O nome dele é governo federal.
Partiu da AGF o pedido de cancelamento da dívida. Alegou que
o prazo legal para a cobrança havia expirado. A seguradora, uma
das seis maiores do país, foi atendida em 16 de julho de 2003, já sob
Luiz Inácio Lula da Silva.
O passivo tributário da AGF foi
anulado por meio de um despacho do próprio ministro da Fazenda. É de 16 de julho de 2003.
Como o titular Antonio Palocci
Filho estava em viagem, o documento foi firmado pelo interino
Bernard Appy.
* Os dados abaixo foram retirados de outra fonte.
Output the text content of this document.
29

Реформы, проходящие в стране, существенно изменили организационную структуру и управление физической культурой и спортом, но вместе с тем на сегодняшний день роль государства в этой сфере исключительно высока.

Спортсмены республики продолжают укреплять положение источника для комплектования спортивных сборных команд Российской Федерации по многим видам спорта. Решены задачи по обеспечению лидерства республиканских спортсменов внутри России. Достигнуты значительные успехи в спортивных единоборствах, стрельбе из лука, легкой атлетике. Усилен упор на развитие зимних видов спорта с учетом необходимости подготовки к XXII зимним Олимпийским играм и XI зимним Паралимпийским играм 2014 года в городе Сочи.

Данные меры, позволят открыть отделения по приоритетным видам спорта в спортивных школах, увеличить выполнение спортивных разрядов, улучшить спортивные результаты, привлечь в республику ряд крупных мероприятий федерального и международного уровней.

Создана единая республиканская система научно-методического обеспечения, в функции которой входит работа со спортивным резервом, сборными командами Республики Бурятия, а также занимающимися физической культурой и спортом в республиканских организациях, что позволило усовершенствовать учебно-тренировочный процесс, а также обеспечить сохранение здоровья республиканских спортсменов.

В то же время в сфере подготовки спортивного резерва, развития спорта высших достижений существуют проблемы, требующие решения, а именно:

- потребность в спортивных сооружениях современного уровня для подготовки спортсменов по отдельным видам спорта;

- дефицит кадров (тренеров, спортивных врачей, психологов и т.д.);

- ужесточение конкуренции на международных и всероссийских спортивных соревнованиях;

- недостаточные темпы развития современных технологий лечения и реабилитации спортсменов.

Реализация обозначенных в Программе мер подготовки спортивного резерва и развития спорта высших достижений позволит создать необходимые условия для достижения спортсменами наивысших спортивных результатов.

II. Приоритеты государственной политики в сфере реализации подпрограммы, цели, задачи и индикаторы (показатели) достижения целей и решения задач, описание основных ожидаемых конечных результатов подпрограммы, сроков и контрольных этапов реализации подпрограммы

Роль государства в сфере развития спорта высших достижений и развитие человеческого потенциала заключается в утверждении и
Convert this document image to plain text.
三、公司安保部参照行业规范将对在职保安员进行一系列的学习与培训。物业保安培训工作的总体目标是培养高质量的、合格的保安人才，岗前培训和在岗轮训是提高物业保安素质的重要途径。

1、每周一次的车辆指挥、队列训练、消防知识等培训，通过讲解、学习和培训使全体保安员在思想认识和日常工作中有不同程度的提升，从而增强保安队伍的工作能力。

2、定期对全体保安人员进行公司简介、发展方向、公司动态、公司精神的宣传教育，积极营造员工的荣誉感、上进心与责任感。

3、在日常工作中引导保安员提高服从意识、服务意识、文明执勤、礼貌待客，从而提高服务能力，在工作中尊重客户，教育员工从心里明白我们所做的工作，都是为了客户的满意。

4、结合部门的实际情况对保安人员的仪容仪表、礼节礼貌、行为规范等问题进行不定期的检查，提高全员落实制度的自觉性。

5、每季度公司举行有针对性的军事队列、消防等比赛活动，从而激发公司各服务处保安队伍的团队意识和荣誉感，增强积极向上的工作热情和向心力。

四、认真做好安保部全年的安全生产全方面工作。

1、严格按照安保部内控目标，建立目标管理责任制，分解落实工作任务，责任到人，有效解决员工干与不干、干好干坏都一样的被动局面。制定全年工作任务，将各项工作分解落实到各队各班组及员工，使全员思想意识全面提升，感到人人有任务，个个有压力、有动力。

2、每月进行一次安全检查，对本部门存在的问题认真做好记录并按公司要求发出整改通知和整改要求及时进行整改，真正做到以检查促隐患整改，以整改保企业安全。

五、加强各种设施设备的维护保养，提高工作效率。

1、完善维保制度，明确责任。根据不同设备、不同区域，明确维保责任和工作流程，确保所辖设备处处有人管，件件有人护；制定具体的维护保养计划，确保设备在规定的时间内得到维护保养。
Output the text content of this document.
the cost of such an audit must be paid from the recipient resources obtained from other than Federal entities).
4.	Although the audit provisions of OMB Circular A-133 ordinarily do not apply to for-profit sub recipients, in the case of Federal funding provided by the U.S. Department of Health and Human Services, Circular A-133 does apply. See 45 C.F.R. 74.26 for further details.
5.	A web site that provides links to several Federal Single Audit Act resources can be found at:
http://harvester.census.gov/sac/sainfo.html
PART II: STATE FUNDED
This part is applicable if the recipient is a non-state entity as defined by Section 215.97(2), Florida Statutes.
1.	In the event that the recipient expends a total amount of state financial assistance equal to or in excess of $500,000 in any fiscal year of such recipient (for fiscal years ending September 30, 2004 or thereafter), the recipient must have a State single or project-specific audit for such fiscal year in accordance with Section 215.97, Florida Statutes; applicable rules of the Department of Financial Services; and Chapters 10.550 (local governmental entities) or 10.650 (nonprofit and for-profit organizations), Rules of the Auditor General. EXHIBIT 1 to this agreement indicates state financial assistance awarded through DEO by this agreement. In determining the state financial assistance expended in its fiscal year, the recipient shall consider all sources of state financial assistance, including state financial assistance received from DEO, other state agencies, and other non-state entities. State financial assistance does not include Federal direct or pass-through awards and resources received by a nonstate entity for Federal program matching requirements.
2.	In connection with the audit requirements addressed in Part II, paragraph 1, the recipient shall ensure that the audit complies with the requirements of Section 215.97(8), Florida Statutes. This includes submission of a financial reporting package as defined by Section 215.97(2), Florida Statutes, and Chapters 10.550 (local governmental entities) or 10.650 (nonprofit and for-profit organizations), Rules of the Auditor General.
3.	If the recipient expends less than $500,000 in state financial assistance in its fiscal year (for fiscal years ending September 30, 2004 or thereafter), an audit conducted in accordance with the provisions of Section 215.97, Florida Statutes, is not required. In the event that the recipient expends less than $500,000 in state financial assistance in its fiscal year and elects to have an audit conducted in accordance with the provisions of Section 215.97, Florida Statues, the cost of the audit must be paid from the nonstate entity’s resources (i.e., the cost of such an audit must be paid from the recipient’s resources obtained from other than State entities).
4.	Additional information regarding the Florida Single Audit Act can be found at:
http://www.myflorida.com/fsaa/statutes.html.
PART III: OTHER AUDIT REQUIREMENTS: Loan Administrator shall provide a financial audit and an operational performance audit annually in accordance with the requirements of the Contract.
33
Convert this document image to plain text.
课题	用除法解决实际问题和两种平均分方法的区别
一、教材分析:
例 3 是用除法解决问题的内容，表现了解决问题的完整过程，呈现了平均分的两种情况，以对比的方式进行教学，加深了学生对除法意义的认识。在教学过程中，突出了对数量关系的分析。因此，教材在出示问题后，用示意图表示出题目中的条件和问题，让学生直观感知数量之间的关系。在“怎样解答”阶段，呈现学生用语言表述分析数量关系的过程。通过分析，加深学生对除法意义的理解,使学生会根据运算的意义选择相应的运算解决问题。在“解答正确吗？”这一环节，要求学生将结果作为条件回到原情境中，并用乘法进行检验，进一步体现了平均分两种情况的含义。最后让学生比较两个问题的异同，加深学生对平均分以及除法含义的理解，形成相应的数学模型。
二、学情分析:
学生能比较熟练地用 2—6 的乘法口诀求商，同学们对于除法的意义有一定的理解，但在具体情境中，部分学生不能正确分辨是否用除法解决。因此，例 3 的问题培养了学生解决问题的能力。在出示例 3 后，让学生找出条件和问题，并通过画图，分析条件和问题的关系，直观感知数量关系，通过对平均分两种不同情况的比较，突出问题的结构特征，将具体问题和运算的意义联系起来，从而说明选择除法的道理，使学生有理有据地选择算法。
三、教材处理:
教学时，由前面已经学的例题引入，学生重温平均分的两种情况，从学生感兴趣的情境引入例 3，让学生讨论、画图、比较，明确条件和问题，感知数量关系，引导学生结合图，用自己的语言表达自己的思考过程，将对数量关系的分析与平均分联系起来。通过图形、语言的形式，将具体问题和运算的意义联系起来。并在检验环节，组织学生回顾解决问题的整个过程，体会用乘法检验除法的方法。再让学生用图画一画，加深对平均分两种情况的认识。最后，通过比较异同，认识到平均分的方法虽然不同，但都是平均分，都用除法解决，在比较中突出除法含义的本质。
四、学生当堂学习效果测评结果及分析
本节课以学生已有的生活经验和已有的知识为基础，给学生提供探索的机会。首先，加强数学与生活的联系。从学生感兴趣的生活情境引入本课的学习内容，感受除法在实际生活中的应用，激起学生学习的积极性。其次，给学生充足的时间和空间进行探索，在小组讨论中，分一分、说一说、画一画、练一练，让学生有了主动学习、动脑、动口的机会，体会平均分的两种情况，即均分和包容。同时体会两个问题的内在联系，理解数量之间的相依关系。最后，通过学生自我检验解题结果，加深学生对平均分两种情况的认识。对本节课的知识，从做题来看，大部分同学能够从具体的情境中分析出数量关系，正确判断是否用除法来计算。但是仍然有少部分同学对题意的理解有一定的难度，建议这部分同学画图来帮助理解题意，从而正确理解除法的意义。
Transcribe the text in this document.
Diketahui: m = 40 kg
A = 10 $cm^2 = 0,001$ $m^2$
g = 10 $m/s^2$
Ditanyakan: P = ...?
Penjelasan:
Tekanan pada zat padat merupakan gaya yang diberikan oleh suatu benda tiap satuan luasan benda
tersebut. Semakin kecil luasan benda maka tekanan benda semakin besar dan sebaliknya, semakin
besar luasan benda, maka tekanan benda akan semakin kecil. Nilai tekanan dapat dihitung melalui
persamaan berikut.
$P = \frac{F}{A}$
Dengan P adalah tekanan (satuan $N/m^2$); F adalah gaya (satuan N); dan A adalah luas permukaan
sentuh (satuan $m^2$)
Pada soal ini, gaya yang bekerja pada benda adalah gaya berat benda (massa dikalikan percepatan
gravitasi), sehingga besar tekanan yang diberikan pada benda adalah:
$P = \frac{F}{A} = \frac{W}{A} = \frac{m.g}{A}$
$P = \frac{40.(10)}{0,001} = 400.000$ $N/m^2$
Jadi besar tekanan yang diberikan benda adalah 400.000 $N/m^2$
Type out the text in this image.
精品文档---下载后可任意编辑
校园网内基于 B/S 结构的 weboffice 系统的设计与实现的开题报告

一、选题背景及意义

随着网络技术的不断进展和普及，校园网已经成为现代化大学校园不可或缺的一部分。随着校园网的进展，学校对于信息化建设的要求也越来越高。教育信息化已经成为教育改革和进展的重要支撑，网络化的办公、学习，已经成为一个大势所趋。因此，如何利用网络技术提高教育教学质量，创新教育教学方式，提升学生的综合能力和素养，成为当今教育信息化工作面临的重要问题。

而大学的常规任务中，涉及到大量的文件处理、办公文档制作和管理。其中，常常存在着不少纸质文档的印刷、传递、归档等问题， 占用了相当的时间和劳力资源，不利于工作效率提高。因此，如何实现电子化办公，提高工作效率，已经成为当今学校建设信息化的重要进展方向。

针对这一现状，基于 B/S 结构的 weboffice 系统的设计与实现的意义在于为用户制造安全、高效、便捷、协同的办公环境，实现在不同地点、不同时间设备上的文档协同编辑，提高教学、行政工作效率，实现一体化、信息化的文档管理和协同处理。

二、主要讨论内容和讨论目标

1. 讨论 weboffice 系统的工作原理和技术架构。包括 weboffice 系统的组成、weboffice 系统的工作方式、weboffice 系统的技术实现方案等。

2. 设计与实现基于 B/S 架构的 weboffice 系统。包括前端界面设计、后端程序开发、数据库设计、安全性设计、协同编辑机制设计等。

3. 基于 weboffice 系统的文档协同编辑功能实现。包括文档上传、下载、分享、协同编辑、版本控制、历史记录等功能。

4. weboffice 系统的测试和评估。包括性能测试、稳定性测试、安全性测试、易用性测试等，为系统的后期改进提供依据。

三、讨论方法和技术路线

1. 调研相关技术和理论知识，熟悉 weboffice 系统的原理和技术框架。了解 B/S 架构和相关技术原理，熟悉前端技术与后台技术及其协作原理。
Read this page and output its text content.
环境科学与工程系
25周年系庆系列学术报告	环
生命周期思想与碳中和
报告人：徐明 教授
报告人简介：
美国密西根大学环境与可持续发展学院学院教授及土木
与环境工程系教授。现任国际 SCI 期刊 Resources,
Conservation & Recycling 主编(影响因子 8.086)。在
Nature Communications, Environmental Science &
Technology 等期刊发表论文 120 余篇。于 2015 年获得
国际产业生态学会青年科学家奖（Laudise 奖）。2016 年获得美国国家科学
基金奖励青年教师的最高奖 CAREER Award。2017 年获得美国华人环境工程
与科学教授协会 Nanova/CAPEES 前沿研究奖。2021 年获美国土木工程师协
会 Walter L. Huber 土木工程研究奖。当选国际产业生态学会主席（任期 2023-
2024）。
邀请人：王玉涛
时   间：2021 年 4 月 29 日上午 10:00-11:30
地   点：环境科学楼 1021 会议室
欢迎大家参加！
Secretário-executivo da pasta da Fazenda, Appy é
braço direito de Palocci. Seu despacho anotou: "Reconhece-se, no
presente processo, a ocorrência
de prescrição do crédito tributário". Mandou que fosse "cancelado", por "nulo que é".
Em documento confidencial de
19 de setembro de 2003, a Controladoria Geral da União, órgão de
auditoria vinculado à Presidência
da República, condenou o gesto
da Fazenda. Disse que o "contribuinte [AGF] entrou, inúmeras
vezes, com mandados de segurança protelatórios". Por essa razão, não deveria ter prosperado a
tese da prescrição, que, nos casos
de contenciosos tributários, ocorre após cinco anos.
"Apenas referendei um parecer
da Procuradoria da Fazenda Nacional", disse Bernard Appy à Folha. "Tenho que confiar na Procuradoria. É o órgão que faz a análise jurídica das decisões no âmbito
do ministério."
Governo versus governo
De fato, a decisão baseou-se em
parecer da Procuradoria. Leva o
número 877/2003. Foi escrito em
7 de janeiro de 2003, uma semana
depois da posse de Lula. Transitou pelas mesas de três procuradores fazendários. Até que, em 26
de maio de 2003, subiu ao gabinete ministerial com o "aprovo" do
procurador-geral Manoel Felipe
Rêgo Brandão.
"A redação do texto é de inteira
responsabilidade da Procuradoria da Fazenda Nacional", aquiesceu Rêgo Brandão. "O reconhecimento da prescrição, previsto em
lei, não é um direito, mas um dever do procurador. Não podemos
atirar a União numa ação suicida,
sob pena de arcarmos com custos
judiciais, que podem chegar a
10% ou 20% do valor da causa."
O pedido da empresa de seguros teve origem em São Paulo.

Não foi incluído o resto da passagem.